The visuals in this commercial are usually simple. They usually occur either in a public place, like, a street or a park, or in the Geico corporate office. The background is usually blue or white.
This specific commercial depicts the life and times of G, the Geico gecko. The commercial is set up like an E! True Hollywood Story exposé. The Real Scoop sets out to chronicle the life of G. G is apparently obsessed with saving people money and handing out coupons from an early age. This focus on savings drives home the idea that Geico is all about saving money. The entire commercial rehashes and rehashes the idea that he was destined to save people money, so Geico was the perfect place for him.
The commercial uses light humor, such as mistaken Gecko “arrest” for public indecency. They also use the same type of music and phrasing that documentaries use, the low monotone voice that emotionlessly tells the facts of the given case. The commercials are visually, emotionally and logically appealing. The scenes are light, not too serious but still visually captivating. The low music moves in rhythm with the emotions intended in the commercial. The commercials also provide information about Geico, the service they provide, the benefits to choosing Geico over another company, and the type of people who they wish to be associated with Geico, i.e., honesty hardworking people who want to save their customers time and money.
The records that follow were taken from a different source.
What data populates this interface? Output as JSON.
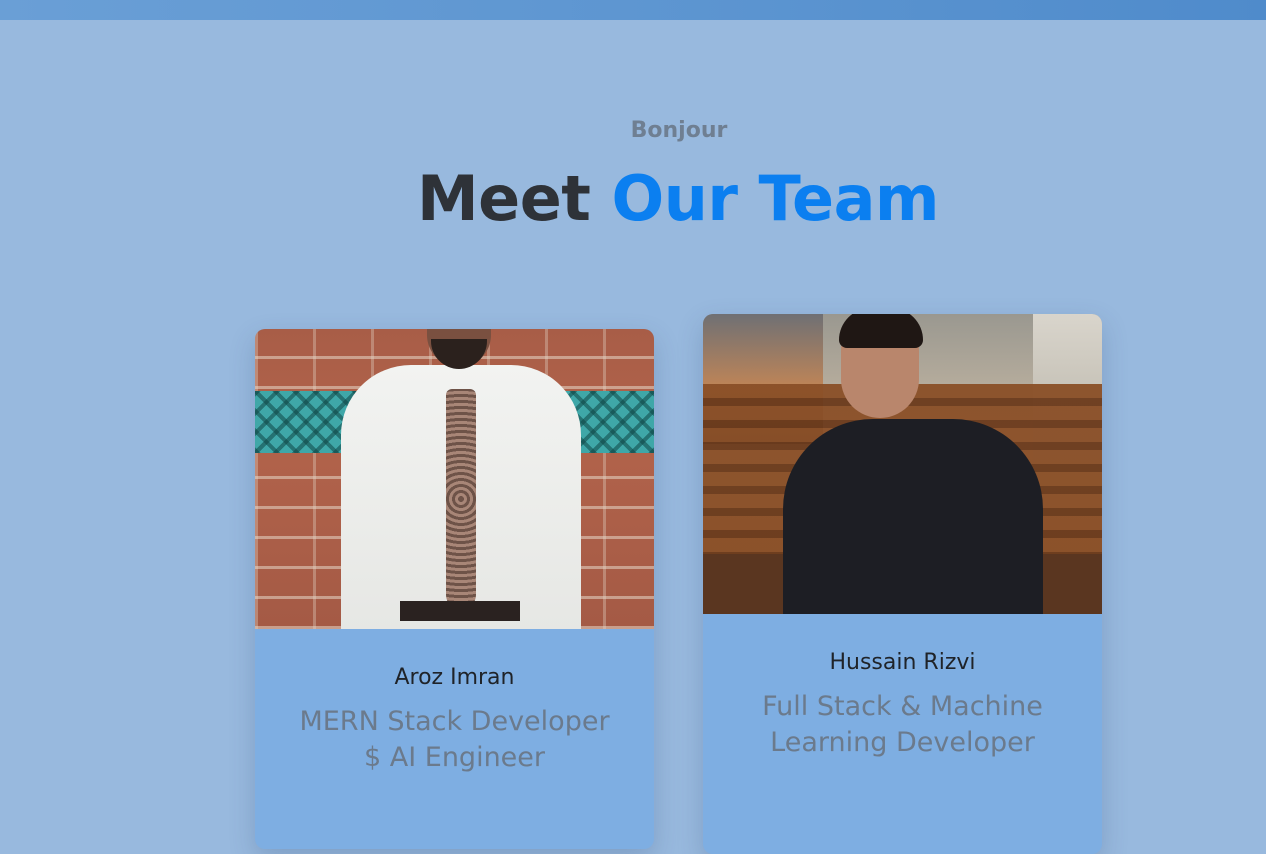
{
  "header": {
    "subtitle": "Bonjour",
    "title_prefix": "Meet",
    "title_accent": "Our Team"
  },
  "team": [
    {
      "name": "Aroz Imran",
      "role": "MERN Stack Developer $ AI Engineer"
    },
    {
      "name": "Hussain Rizvi",
      "role": "Full Stack & Machine Learning Developer"
    }
  ],
  "colors": {
    "background": "#98b9de",
    "accent": "#0b7ff0",
    "card": "#7eaee2",
    "heading": "#2e3238"
  }
}
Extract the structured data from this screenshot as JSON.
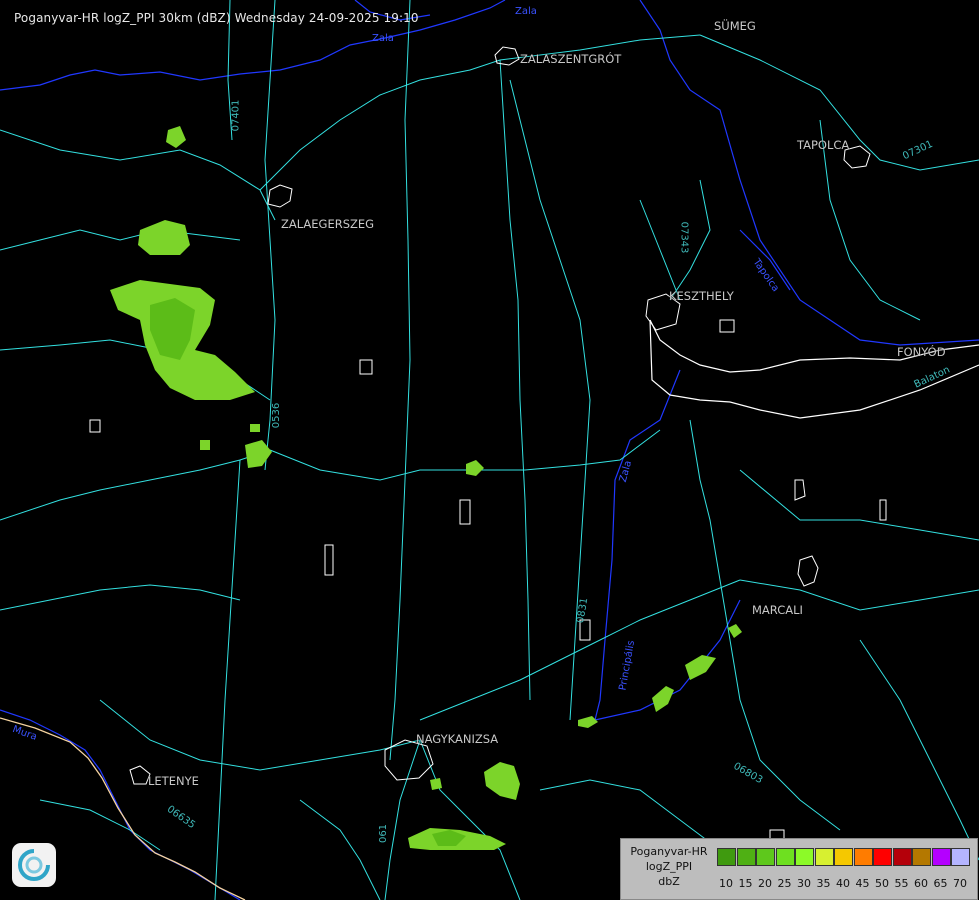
{
  "header": {
    "title": "Poganyvar-HR logZ_PPI 30km (dBZ) Wednesday 24-09-2025 19:10"
  },
  "cities": [
    {
      "name": "SÜMEG"
    },
    {
      "name": "ZALASZENTGRÓT"
    },
    {
      "name": "TAPOLCA"
    },
    {
      "name": "ZALAEGERSZEG"
    },
    {
      "name": "KESZTHELY"
    },
    {
      "name": "FONYÓD"
    },
    {
      "name": "MARCALI"
    },
    {
      "name": "NAGYKANIZSA"
    },
    {
      "name": "LETENYE"
    }
  ],
  "road_labels": [
    {
      "text": "07401"
    },
    {
      "text": "07343"
    },
    {
      "text": "07301"
    },
    {
      "text": "0536"
    },
    {
      "text": "0831"
    },
    {
      "text": "06803"
    },
    {
      "text": "06635"
    },
    {
      "text": "061"
    },
    {
      "text": "Balaton"
    }
  ],
  "river_labels": [
    {
      "text": "Zala"
    },
    {
      "text": "Zala"
    },
    {
      "text": "Tapolca"
    },
    {
      "text": "Zala"
    },
    {
      "text": "Mura"
    },
    {
      "text": "Principális"
    }
  ],
  "legend": {
    "line1": "Poganyvar-HR",
    "line2": "logZ_PPI",
    "line3": "dbZ",
    "scale": [
      {
        "value": "10",
        "color": "#3f9a0f"
      },
      {
        "value": "15",
        "color": "#4fb014"
      },
      {
        "value": "20",
        "color": "#5ec81c"
      },
      {
        "value": "25",
        "color": "#6ee020"
      },
      {
        "value": "30",
        "color": "#8cfa28"
      },
      {
        "value": "35",
        "color": "#d7f030"
      },
      {
        "value": "40",
        "color": "#f5c800"
      },
      {
        "value": "45",
        "color": "#ff7c00"
      },
      {
        "value": "50",
        "color": "#ff0000"
      },
      {
        "value": "55",
        "color": "#b4000a"
      },
      {
        "value": "60",
        "color": "#b47800"
      },
      {
        "value": "65",
        "color": "#b400ff"
      },
      {
        "value": "70",
        "color": "#b4b4ff"
      }
    ]
  },
  "colors": {
    "background": "#000000",
    "roads": "#33e0e0",
    "rivers": "#1e36ff",
    "settlements": "#ffffff",
    "echo_light": "#7cd42a",
    "echo_mid": "#5cbc18"
  },
  "icons": {
    "logo": "radar-logo-icon"
  }
}
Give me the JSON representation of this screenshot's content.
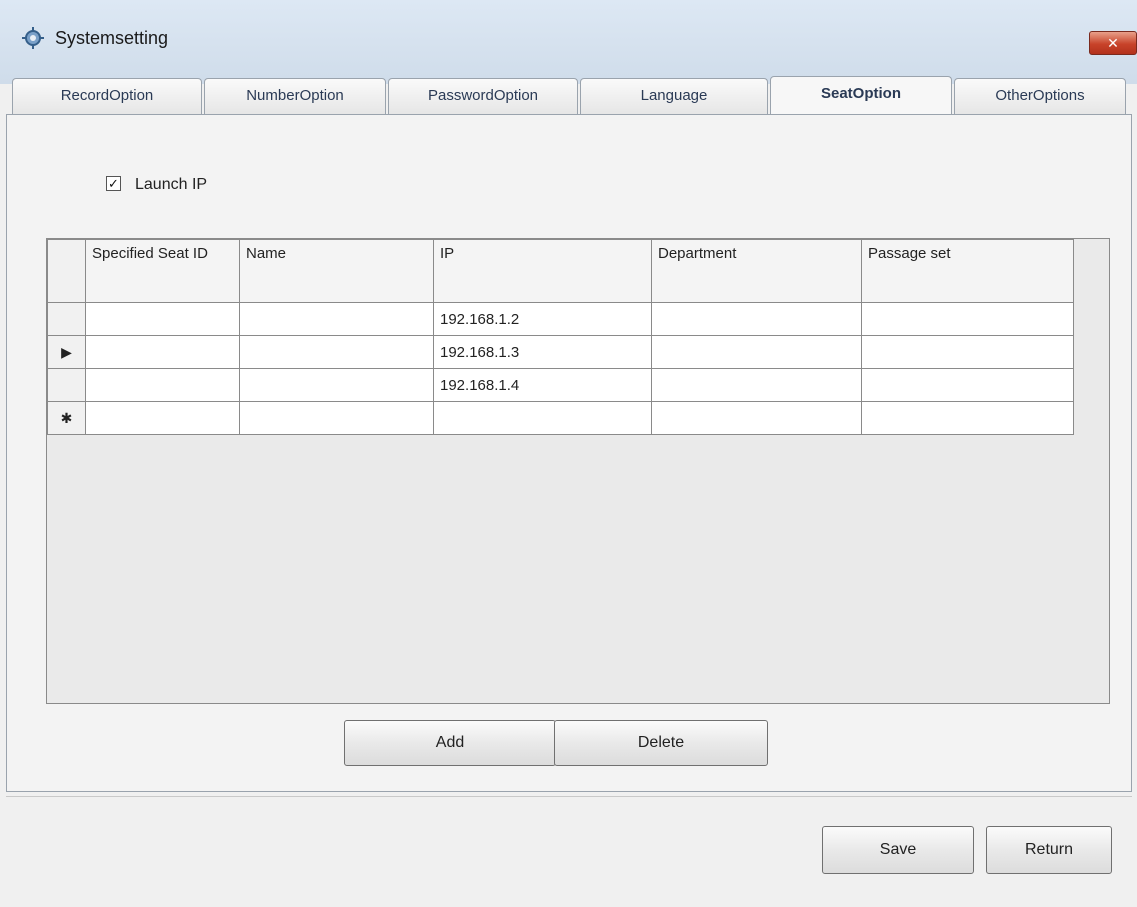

I like this commercial. I think it is cute and funny, while still being informational. I think it has the best of all genres and I think they have put it in a cute format. I think this commercial would be very effective in making me consider Geico. At the very least, I wouldn’t turn the channel during this commercial.
Here the gecko comes right out and states that we as viewers are more likely to trust Geico because of their advertising icons. Specifically, that a talking gecko is particularly trustworthy. The commercial seems to say that consumers really are more likely to buy from a car insurance company which uses a lovable mascot, yet at the same time it seems to be making a joke about it. It is almost as if Geico is saying, “By using a likable gecko, we are more likely to convince you to buy our car insurance. It’s funny, but true. There’s nothing wrong with us doing it either. Look, we’re doing it right now, and you’re buying it.”
I find it amazing that the company can in the most matter-of-fact way make the absurd statement that customers trust them because a gecko tells them to, and rightly expect them not to distrust them for it. One might think that once the trick is shown for what it is, people would stop falling for it. But no, it’s as if Geico is telling us that it works so well, that even if they reveal that we’d be silly to do such a thing, we will still fall for it. They even go so far as to say that you are likely to trust Geico so much that you would not only allow, but ask it to babysit for you. Some might say that Geico is being overconfident, or even arrogant. Regardless, I find it very witty.
Someone who has never seen or heard of Geico would probably receive this ad differently. Not having been exposed to the gecko, they would be less likely to get the humor in it. However, if they are familiar with advertising icons in general, they’ll probably catch the irony of what he’s saying.
The setting of the commercial is very simple. It looks as if the gecko were having an interview with a reporter who remains unseen (this echoes the statement made by the gecko: that you don’t want to see that guy, you want a gecko to tell you about car insurance). The gecko himself is calm, peaceful, and genial–just how he’d expect us to be after switching to geico.